|Lincoln, Neb. – This afternoon, LB461 stalled in the Nebraska Legislature. This legislation prioritized income tax cuts supported by special interests in both Nebraska and nationally. Nebraskans have been very clear that they want property tax reform, but LB461 does not provide the meaningful relief needed to remove the burden that high and increasing property taxes.
“LB461 prioritizes income tax relief over property tax relief and the proposal failed because it had misplaced priorities,” said Mark Fahleson, Chairman of Reform for Nebraska’s Future. “Talking to Nebraskans across the state, it is clear that property tax reform is the top priority to be tackled this legislative session. LB461 refused to provide the relief legislator’s constituents have asked for and we applaud them for listening to their constituents today.”
This legislation provided $10 of income tax relief for every $1 of property tax relief. Considering that 62 percent of Nebraskans identified property tax reform as their top priority in a recent poll compared to just 14 percent for income tax relief, LB461 ran against the will of the Nebraskan people.
“Many members of the Nebraska Legislature ran for office saying that if elected, they would lead by providing property tax reform,” Fahleson added. “The current legislative session is just another opportunity to deliver results for the Nebraskan people yet they appear to be squandering another chance to provide the relief that is needed. There is still time to provide a solution that will fix the property tax problem once and for all and we encourage Senators to act.”

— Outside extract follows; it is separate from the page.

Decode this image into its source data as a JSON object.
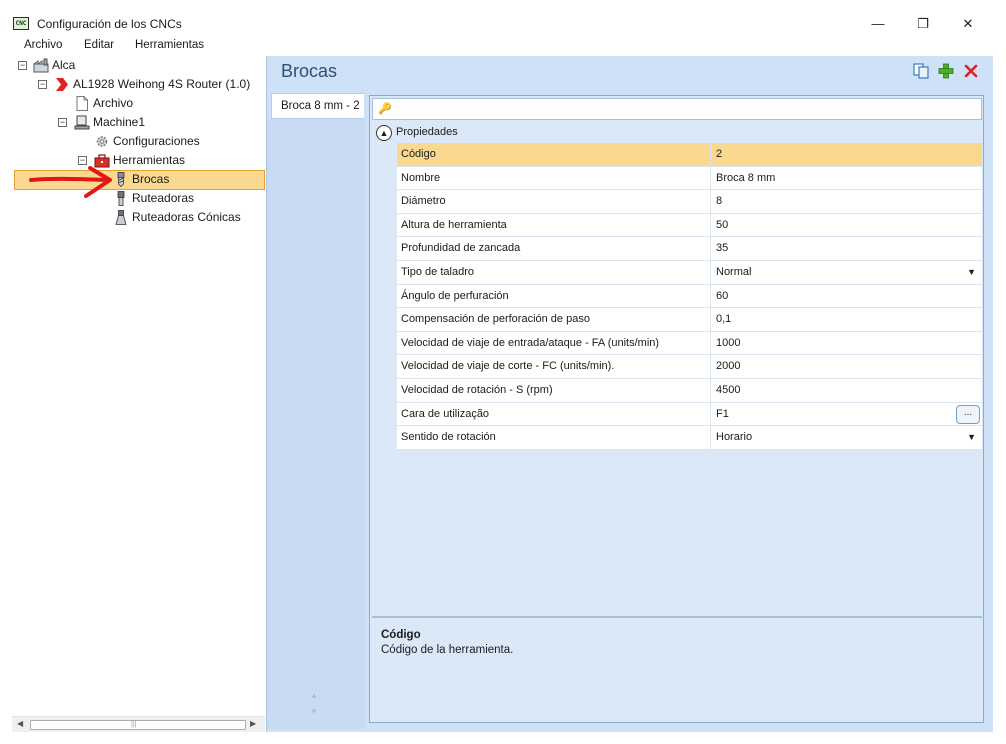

Over the past decade, Nebraskans have seen 60 percent increases in property taxes. Such increases are unsustainable for current property owners and jeopardize Nebraska’s priorities now and into the future without reform. LB461 provided minimal relief for agriculture property owners, but left commercial and residential property owners out of any potential benefits from the bill. Home owners alone saw increases of 35 percent in property taxes over the past decade, far outpacing wages and inflation.